Dewey envisioned all human knowledge as falling along a spectrum whose order could be represented numerically. Even if arbitrary, his system gave context to library searches; when seeking a book on Greek history, for example, a researcher could be assured that other relevant texts would be nearby. A book’s location on the shelves, relative to nearby books, itself aided scholars in their search for information.
As the Web gained ground in the early 1990s, it naturally drew the attention of Miller and the other latter-day Deweys at OCLC. Young as it was, the Web was already outgrowing attempts to categorize its contents. Portals like Yahoo forsook topic directories in favor of increasingly powerful search tools, but even these routinely produced irrelevant results.
Nor was it just librarians who worried about this disorder. Companies like Netscape and Microsoft wanted to lead their customers to websites more efficiently. Berners-Lee himself, in his original Web outlines, had described a way to add contextual information to hyperlinks, to offer computers clues about what would be on the other end.
This idea had been dropped in favor of the simple, one-size-fits-all hyperlink. But Berners-Lee didn’t give it up altogether, and the idea of connecting data with links that meant something retained its appeal.
On the Road to Semantics
By the mid-1990s, the computing community as a whole was falling in love with the idea of metadata, a way of providing Web pages with computer-readable instructions or labels that would be invisible to human readers.
To use an old metaphor, imagine the Web as a highway system, with hyperlinks as connecting roads. The early Web offered road signs readable by humans but meaningless to computers. A human might understand that “FatFelines.com” referred to cats, or that a link led to a veterinarian’s office, but computers, search engines, and software could not.
Metadata promised to add the missing signage. XML–the code underlying today’s complicated websites, which describes how to find and display content–emerged as one powerful variety. But even XML can’t serve as an ordering principle for the entire Web; it was designed to let Web developers label data with their own custom “tags”–as if different cities posted signs in related but mutually incomprehensible dialects.

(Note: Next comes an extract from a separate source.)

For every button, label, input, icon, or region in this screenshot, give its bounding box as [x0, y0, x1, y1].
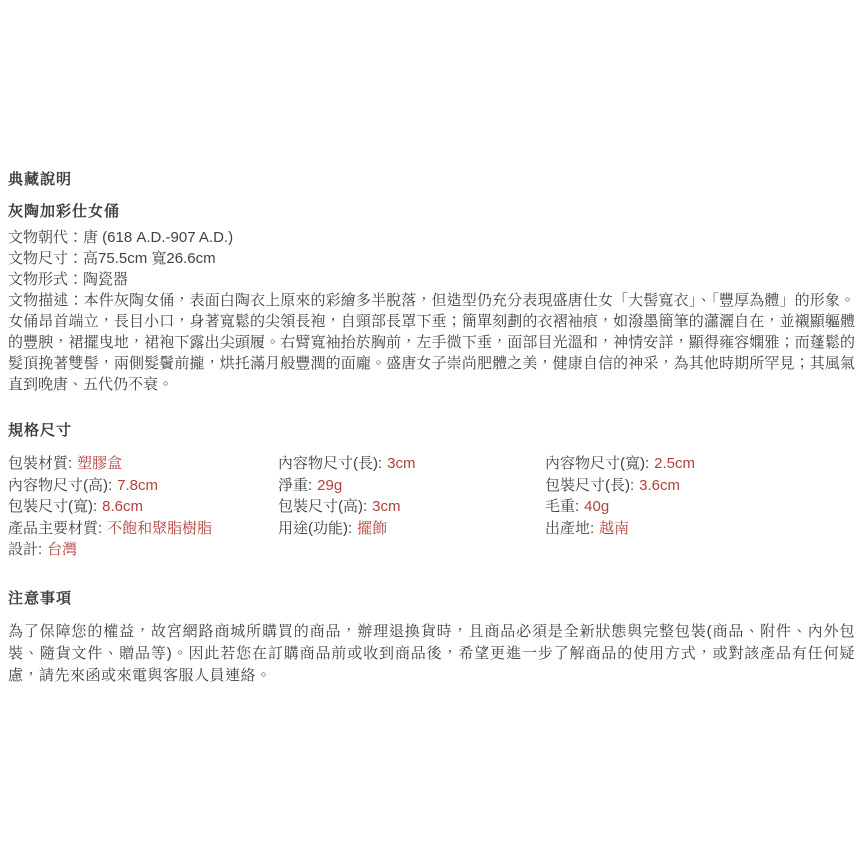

In early 1996, researchers at the MIT-based World Wide Web Consortium (W3C) asked Miller, then an Ohio State graduate student and OCLC researcher, for his opinion on a different type of metadata proposal. The U.S. Congress was looking for ways to keep children from being exposed to sexually explicit material online, and Web researchers had responded with a system of computer-readable labels identifying such content. The labels could be applied either by Web publishers or by ratings boards. Software could then use these labels to filter out objectionable content, if desired.

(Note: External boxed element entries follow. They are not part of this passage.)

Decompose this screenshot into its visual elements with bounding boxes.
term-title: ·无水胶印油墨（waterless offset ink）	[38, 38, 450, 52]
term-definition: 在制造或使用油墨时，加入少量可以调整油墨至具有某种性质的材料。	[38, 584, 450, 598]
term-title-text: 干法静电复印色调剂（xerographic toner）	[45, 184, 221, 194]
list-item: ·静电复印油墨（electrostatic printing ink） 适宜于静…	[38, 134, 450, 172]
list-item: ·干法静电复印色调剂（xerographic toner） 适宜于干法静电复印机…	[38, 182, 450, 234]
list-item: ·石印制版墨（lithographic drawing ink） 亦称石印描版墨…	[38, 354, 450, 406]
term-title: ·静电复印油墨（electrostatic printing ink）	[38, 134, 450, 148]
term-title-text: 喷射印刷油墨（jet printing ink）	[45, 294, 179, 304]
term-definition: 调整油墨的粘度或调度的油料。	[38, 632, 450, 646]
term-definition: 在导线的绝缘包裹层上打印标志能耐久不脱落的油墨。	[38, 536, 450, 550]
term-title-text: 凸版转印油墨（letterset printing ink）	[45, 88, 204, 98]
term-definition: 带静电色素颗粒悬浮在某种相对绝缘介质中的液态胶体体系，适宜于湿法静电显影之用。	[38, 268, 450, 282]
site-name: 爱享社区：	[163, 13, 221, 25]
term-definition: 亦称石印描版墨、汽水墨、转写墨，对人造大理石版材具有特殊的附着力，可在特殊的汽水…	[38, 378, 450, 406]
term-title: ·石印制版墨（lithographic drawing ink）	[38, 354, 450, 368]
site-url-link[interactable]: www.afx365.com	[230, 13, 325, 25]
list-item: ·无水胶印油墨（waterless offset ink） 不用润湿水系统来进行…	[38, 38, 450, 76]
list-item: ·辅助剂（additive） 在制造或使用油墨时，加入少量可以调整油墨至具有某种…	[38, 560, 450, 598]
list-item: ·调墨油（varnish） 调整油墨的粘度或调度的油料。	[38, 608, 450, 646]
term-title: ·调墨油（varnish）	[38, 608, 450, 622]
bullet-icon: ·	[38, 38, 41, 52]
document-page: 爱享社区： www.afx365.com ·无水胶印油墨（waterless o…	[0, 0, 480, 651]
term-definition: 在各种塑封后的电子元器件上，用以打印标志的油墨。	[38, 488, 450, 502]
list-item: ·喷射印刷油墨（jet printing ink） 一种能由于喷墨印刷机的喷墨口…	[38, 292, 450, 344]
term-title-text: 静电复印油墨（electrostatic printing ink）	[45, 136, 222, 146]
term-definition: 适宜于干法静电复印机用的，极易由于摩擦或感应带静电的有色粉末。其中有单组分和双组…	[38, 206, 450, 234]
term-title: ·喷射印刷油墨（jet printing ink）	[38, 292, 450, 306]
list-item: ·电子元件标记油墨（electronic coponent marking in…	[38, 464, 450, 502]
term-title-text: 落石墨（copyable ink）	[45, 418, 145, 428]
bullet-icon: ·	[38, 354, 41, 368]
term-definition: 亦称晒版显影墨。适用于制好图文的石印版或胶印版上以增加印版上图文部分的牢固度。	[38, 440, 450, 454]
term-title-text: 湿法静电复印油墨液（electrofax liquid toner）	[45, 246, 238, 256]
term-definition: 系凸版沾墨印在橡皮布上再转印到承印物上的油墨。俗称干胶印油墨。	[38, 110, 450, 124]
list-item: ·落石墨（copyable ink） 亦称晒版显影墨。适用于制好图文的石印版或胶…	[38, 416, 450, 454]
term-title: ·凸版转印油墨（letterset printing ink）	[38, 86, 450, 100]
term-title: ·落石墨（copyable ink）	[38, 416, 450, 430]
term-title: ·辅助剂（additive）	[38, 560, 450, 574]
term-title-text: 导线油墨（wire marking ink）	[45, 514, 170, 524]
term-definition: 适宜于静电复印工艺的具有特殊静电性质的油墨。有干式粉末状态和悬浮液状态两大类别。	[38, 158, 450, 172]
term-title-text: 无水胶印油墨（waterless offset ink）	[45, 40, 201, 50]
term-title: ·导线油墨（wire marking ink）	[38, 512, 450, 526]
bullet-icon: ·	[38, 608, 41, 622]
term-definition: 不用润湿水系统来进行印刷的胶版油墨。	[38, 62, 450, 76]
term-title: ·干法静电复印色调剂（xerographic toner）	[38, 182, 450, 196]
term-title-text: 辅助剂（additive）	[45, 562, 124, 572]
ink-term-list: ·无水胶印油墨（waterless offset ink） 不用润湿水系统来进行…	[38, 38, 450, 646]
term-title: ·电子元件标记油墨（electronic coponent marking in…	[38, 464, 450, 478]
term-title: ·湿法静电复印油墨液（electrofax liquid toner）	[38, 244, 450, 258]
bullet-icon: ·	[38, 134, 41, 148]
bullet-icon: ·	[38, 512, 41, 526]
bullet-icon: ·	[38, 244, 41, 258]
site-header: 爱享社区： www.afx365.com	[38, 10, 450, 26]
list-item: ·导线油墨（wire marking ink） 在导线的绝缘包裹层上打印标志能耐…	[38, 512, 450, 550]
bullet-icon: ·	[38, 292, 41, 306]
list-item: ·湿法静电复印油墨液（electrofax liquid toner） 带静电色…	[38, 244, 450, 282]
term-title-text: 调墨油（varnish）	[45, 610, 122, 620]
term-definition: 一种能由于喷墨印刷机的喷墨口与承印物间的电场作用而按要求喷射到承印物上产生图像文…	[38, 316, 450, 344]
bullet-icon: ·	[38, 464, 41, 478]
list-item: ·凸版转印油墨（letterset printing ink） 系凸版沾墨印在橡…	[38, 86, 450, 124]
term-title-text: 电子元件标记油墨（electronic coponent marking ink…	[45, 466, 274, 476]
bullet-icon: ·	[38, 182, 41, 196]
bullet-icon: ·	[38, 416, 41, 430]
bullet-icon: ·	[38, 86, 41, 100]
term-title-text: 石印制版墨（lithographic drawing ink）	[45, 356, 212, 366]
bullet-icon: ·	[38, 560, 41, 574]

Miller, among others, saw larger possibilities. Why, he asked, limit the descriptive information associated with Web pages to their suitability for minors? If Web content was going to be labeled, why not use the same infrastructure to classify other information, like the price, subject, or title of a book for sale online? That kind of general-purpose metadata–which, unlike XML, would be consistent across sites–would be a boon to people, or computers, looking for things on the Web.